Game of Thrones became appointment television in an era that barely has any. The final season’s premiere drew roughly 17.4 million viewers across HBO platforms, and the finale reached about 19.3 million, depending on measurement windows and replay rules. The meaning system was not failing to reach people. It was failing to keep a shared baseline once it reached them.

The core governance problem was interpretive compression. The final two seasons were reduced to 13 total episodes, with Season 8 limited to six. The showrunners framed the series as a fixed-length project (“about 73 hours”), while reporting also captured HBO’s willingness to fund more episodes. Regardless of intent, the structural outcome was the same: the system increased resolution velocity while reducing the bandwidth required to justify resolution.

That shift pushed drift (D) ahead of coherence (C). Earlier seasons trained audiences into a style of explanation: slow causal build, political consequence chains, and character change that was legible as a sequence. The last season asked for major state changes without preserving the same legibility requirements. When the meaning system changes its own proof standards, trust collapses even among viewers who accept the broad end points.

The collapse was visible in its reference conditions. Long-running promises functioned as internal truth constraints, not trivia: the threat of the White Walkers, the moral logic of power, and the cost structure of survival. When those constraints appeared to dissolve quickly, the audience lost the ability to predict what “counts” from one episode to the next. Once prediction fails, interpretation becomes factional because communities rebuild stability locally.

The backlash was therefore not only aesthetic. It was a governance response to perceived baseline invalidation. A Change.org petition calling for the final season to be remade reached well over a million verified signatures, and cast members publicly addressed the petition as disrespectful to production labor. Review aggregation also recorded the rupture, with Rotten Tomatoes showing Season 8 at 55% (critics) and 30% (audience) at the time of retrieval. The dispute became a secondary meaning system that competed with the story itself.

Even small production errors became governance symbols. The widely circulated “coffee cup” and other continuity artifacts mattered because they were read as signals about attention, care, and internal coherence discipline. In high-trust environments, these are jokes. In low-trust environments, they become evidence in a larger explanatory fight about what happened to the system.

Game of Thrones is a clean example of a meaning-system collapse that happens at peak scale. The audience did not leave. The baseline did.

Governance Lessons From Game of Thrones

  • Interpretive velocity is a budget. When resolution speed increases, justification capacity must increase with it, or drift will outpace coherence.

  • Promises are truth conditions. A long-running system accumulates interpretive debt, and debt cannot be cleared by spectacle.

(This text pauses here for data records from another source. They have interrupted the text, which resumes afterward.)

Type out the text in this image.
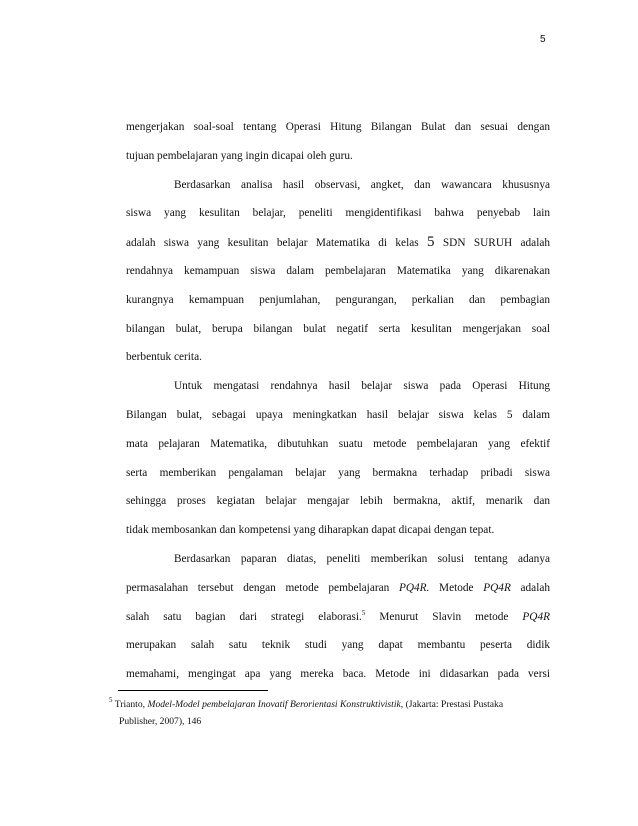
5
mengerjakan soal-soal tentang Operasi Hitung Bilangan Bulat dan sesuai dengan
tujuan pembelajaran yang ingin dicapai oleh guru.
Berdasarkan analisa hasil observasi, angket, dan wawancara khususnya
siswa yang kesulitan belajar, peneliti mengidentifikasi bahwa penyebab lain
adalah siswa yang kesulitan belajar Matematika di kelas 5 SDN SURUH adalah
rendahnya kemampuan siswa dalam pembelajaran Matematika yang dikarenakan
kurangnya kemampuan penjumlahan, pengurangan, perkalian dan pembagian
bilangan bulat, berupa bilangan bulat negatif serta kesulitan mengerjakan soal
berbentuk cerita.
Untuk mengatasi rendahnya hasil belajar siswa pada Operasi Hitung
Bilangan bulat, sebagai upaya meningkatkan hasil belajar siswa kelas 5 dalam
mata pelajaran Matematika, dibutuhkan suatu metode pembelajaran yang efektif
serta memberikan pengalaman belajar yang bermakna terhadap pribadi siswa
sehingga proses kegiatan belajar mengajar lebih bermakna, aktif, menarik dan
tidak membosankan dan kompetensi yang diharapkan dapat dicapai dengan tepat.
Berdasarkan paparan diatas, peneliti memberikan solusi tentang adanya
permasalahan tersebut dengan metode pembelajaran PQ4R. Metode PQ4R adalah
salah satu bagian dari strategi elaborasi.$^5$ Menurut Slavin metode PQ4R
merupakan salah satu teknik studi yang dapat membantu peserta didik
memahami, mengingat apa yang mereka baca. Metode ini didasarkan pada versi
$^5$ Trianto, Model-Model pembelajaran Inovatif Berorientasi Konstruktivistik, (Jakarta: Prestasi Pustaka
Publisher, 2007), 146
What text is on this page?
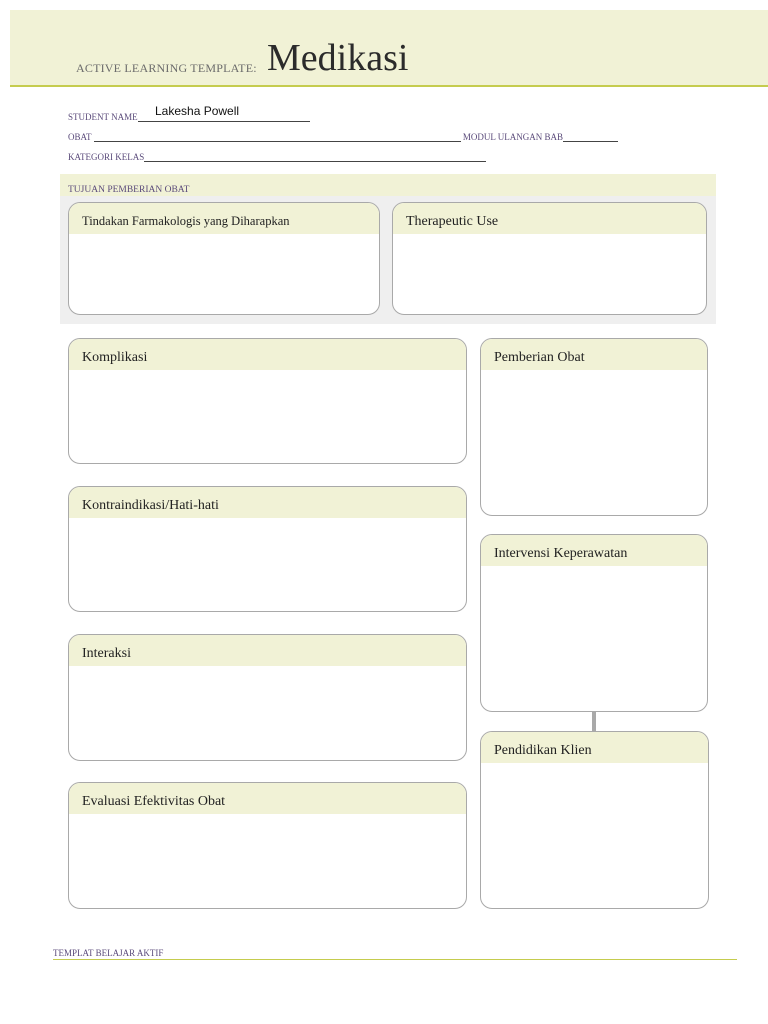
ACTIVE LEARNING TEMPLATE: Medikasi
STUDENT NAME	Lakesha Powell
OBAT	MODUL ULANGAN BAB
KATEGORI KELAS
TUJUAN PEMBERIAN OBAT
Tindakan Farmakologis yang Diharapkan	Therapeutic Use
Komplikasi
Kontraindikasi/Hati-hati
Interaksi
Evaluasi Efektivitas Obat
Pemberian Obat
Intervensi Keperawatan
Pendidikan Klien
TEMPLAT BELAJAR AKTIF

  • Compression changes proof standards. If the system stops showing the causal steps it previously required, audiences treat outcomes as ungrounded even when outcomes are plausible.

  • Low trust turns noise into evidence. Small continuity errors become structural signals once the baseline is contested.

  • When formal governance is absent, dispute becomes governance. Petitions, rating campaigns, and factional communities are not side effects, they are audience attempts to restore a stable account of reality.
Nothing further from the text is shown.